195 Views Asked by At

Where T is the transpose operator

A is a matrix of shape (10, 1)

B is a matrix of shape (10, 3)

C is a matrix of shape (3, 1)

I am trying to find the derivative of this expression with respect to matrix C using vector calculus.
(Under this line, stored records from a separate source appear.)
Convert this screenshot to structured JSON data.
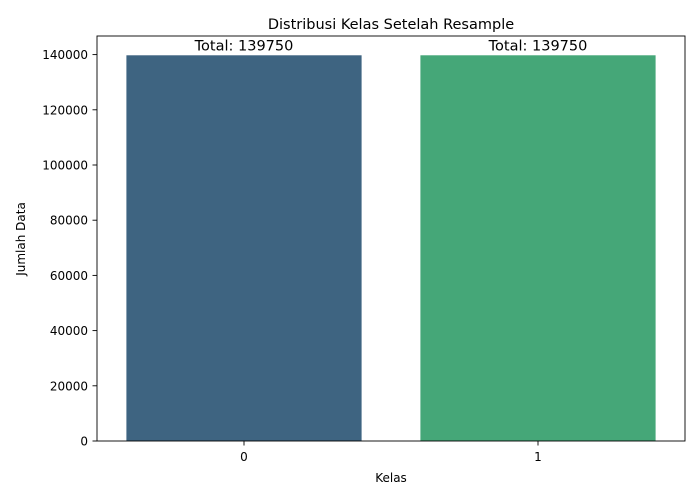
{
  "chart_data": {
    "type": "bar",
    "title": "Distribusi Kelas Setelah Resample",
    "xlabel": "Kelas",
    "ylabel": "Jumlah Data",
    "categories": [
      "0",
      "1"
    ],
    "values": [
      139750,
      139750
    ],
    "bar_labels": [
      "Total: 139750",
      "Total: 139750"
    ],
    "colors": [
      "#3e6481",
      "#45a778"
    ],
    "ylim": [
      0,
      146737.5
    ],
    "yticks": [
      0,
      20000,
      40000,
      60000,
      80000,
      100000,
      120000,
      140000
    ],
    "grid": false,
    "legend": false
  }
}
I would like to know how to compute this without reducing it to element by element operations.

I am trying to follow the rules in the matrix cookbook: https://www.math.uwaterloo.ca/~hwolkowi/matrixcookbook.pdf

but I cannot seem to come up with the right answer.

Overall, I use the product rule:

The partial of the first term becomes $B^{T}$. The partial of the second term becomes $B$.

Then we apply the product rule giving us: $B^{T}(A+B\cdot C)+(A+B\cdot C)^{T}B$

But this expression is adding a 3 by 1 matrix to a 1 by 3 matrix.

What am I doing wrong?

Thanks!!

1

There are 1 best solutions below

3
On BEST ANSWER

The easiest way to calculate the derivatives of matrix valued functions is to go back to the definition of derivative in the usual sense of limits, so if $$f(A,B,C) = (A + BC)^{T}(A+BC),$$ then for some small $t > 0$, and some $E \in M_{3\times 1}(\mathbb{R})$, we calculate the directional derivative in the "direction" of $E$: $$\frac{\partial f(A,B,C)}{\partial C}(E) = \lim_{t\rightarrow 0}\frac{f(A,B,C+tE) - f(A,B,C)}{t}\\ = \lim_{t\rightarrow 0}\frac{1}{t}\bigg[ \big(A + B(C+tE)\big)^{T}\big(A+B(C+tE)\big) -(A + BC)^{T}(A+BC)\bigg]\\ \lim_{t\rightarrow 0}\frac{1}{t}\bigg[ (A + BC)^{T}(A+BC) + t(BE)^{T}(A+BC) + t(A+BC)^{T}(BE) + t^{2}(BE)^{T}(BE)\\ - (A+BC)^{T}(A+BC)\bigg]\\ =\lim_{t\rightarrow 0}\bigg[(BE)^{T}(A+BC) + (A+BC)^{T}(BE) + t(BE)^{T}(BE)\bigg]\\ \\ =(BE)^{T}(A+BC) + (A+BC)^{T}(BE), $$ i.e. $$\frac{\partial f(A,B,C)}{\partial C}(E) = (BE)^{T}(A+BC) + (A+BC)^{T}(BE) $$ which is similar to your answer just now the (3,1) matrix $E \in M_{3 \times 1}(\mathbb{R})$ sorts out the dimension problem you were having.